I listened to the audiobook of which the bulk of the story is read by Barbara Kingsolver, with her husband butting in at the end of the chapter with helpful tidbits of information for further research and her daughter adding bits about meal plans and recipes. She also adds a few short snippets about her experiences with this project and about her life growing up on a farm and in the kitchen. She sounds like a great helpful kid and an atypical teen. The Kingsolver's seem like very lucky people.

I found this entire book extremely interesting. I already know about GMO’s and big agri-business and the mess of our food system so I didn’t learn a whole heck of a lot new here. Kingsolver also doesn’t go into the minutia of starting up a farm which is more of what I was expecting (and hoping to glean) from this book. From the gist of things I believe she grew up on or around a farm/garden her entire life and already knew how to do everything.
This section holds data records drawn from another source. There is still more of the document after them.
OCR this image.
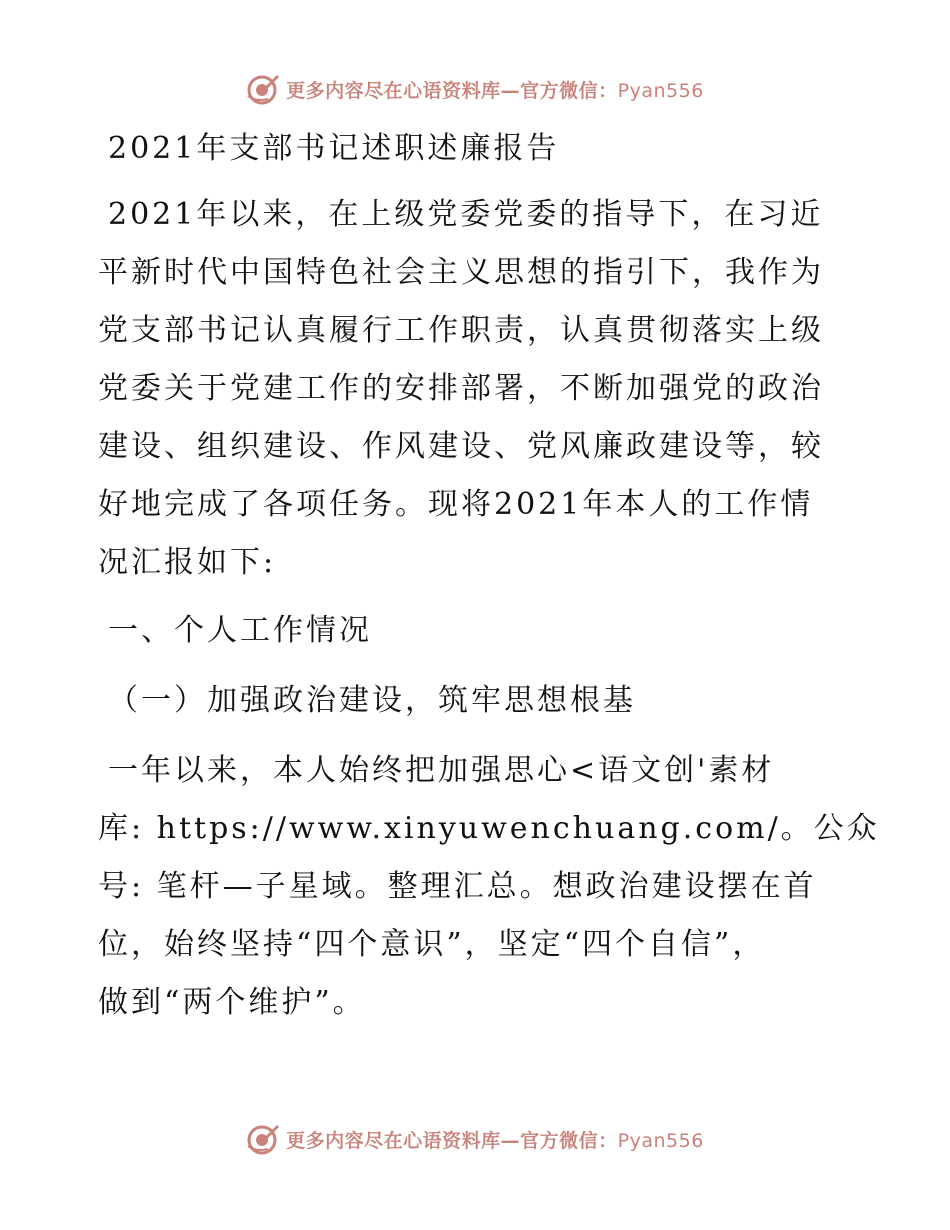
更多内容尽在心语资料库—官方微信：Pyan556

2021年支部书记述职述廉报告

2021年以来，在上级党委党委的指导下，在习近

平新时代中国特色社会主义思想的指引下，我作为

党支部书记认真履行工作职责，认真贯彻落实上级

党委关于党建工作的安排部署，不断加强党的政治

建设、组织建设、作风建设、党风廉政建设等，较

好地完成了各项任务。现将2021年本人的工作情

况汇报如下:

一、个人工作情况

（一）加强政治建设，筑牢思想根基

一年以来，本人始终把加强思心<语文创'素材

库: https://www.xinyuwenchuang.com/。公众

号: 笔杆—子星域。整理汇总。想政治建设摆在首

位，始终坚持“四个意识”，坚定“四个自信”，

做到“两个维护”。

更多内容尽在心语资料库—官方微信：Pyan556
Instead she focuses more on how they made do with only foods grown locally; on their farm or those nearby. I think she went a tad overboard when she went on about her views about tobacco farms and began to equate the “harvesting” of her animals to the “beheading” of a lettuce but overall I didn’t find her preachy or as obnoxious as some have mentioned. I’ll never be able to do as they did and buy 100% organic and local however. Despite what she claims, it is much more expensive and time consuming and requires a whole lot of advance planning and trips to various markets. I've done the research in my area and the numbers don't work out in my favor. So I will do what I can until I win the lottery and it will have to be good enough for now.

Though it sounds like a huge amount of work their journey is enviable. It has inspired me to spend more time working in the dirt and to put our compost to good use rather than using it to enrich flower beds. I planted garlic in the fall and am going to baby it instead of ignore it and hope for the best as tends to be my habit. My bigger goal is find a spot and dig a trench for an asparagus bed. I hadn’t realized they reward you for years with just a TLC. That’s my kind of veggie. More importantly this book made me think differently about the hours I spend slaving away at the stove and made me look at the work as less of a chore and more of an act of love for my family and for myself. Sometimes when I’m exhausted I need a nudge to keep me going and this book did the trick. I’ll probably keep this on my Ipod for inspiration when I’m feeling lazy or overwhelmed.